Apparently, Mr. Wilson knew this re-review could be a possibility since St. Louis County Prosecutor Wesley Bell made it one of his campaign issues. This story is over folks. Done. Wilson did nothing wrong. He acted within the guidelines and he didn’t violate Brown’s civil rights. This was closed years ago, but thanks for re-confirming what we already knew, I guess (via NYT):
Six years after a white police officer shot and killed Michael Brown, a Black teenager, in Ferguson, Mo., another investigation into the killing has come to the same conclusion as the first: The officer should not be charged.
The officer, Darren Wilson, already had been cleared by a grand jury and a federal investigation months after the shooting in 2014. But Thursday’s announcement by a new prosecutor, Wesley Bell, most likely marks the end of the legal saga in a case that started the global rise of the Black Lives Matter movement, which has led to some major shifts in American policing and forced a renewed conversation about racism.
[…]
“Although this case represents one of the most significant moments in St. Louis’s history, the question for this office was a simple one: Could we prove beyond a reasonable doubt that when Darren Wilson shot Michael Brown he committed murder or manslaughter under Missouri law?” Mr. Bell said. “After an independent and in-depth review of the evidence, we cannot prove that he did.”
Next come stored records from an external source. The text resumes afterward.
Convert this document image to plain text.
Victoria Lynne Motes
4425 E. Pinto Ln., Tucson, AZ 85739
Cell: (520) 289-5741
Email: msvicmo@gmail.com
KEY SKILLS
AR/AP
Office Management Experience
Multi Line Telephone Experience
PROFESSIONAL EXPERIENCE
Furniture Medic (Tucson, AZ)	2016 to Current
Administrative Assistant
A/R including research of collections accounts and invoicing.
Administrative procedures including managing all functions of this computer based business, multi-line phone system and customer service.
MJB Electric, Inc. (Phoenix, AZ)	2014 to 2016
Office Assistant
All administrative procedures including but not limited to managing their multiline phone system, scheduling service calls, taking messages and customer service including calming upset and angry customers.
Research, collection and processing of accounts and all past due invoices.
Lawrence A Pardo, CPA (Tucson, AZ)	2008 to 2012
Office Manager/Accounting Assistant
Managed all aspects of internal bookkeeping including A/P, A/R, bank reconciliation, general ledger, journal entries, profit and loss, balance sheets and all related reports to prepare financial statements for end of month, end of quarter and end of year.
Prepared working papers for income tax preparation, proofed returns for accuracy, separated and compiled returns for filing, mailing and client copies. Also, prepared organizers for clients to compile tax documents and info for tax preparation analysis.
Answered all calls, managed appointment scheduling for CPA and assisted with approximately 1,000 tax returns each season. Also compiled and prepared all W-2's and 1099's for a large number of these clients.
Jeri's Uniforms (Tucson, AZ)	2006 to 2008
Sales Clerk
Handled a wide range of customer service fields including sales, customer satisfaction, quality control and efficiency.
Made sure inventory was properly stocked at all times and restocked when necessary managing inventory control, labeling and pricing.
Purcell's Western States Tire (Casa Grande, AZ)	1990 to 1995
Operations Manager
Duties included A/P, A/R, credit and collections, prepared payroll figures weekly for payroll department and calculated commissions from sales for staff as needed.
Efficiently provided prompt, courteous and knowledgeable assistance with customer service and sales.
Mr. Bell said that although his office could not prove that a crime was committed, the investigation did not exonerate Mr. Wilson, who resigned months after the shooting. “There are so many points at which Darren Wilson could have handled the situation differently, and if he had, Michael Brown might still be alive,” he said.
Jim Towey, a lawyer for Mr. Wilson, said he and Mr. Wilson had not known that Mr. Bell was formally reviewing the case, although they had assumed it was possible because the prosecutor pledged to do so while campaigning for the job.
“Everybody that’s looked at the case has come to the same conclusion,” Mr. Towey said. “There was not a crime and there should be no prosecution.”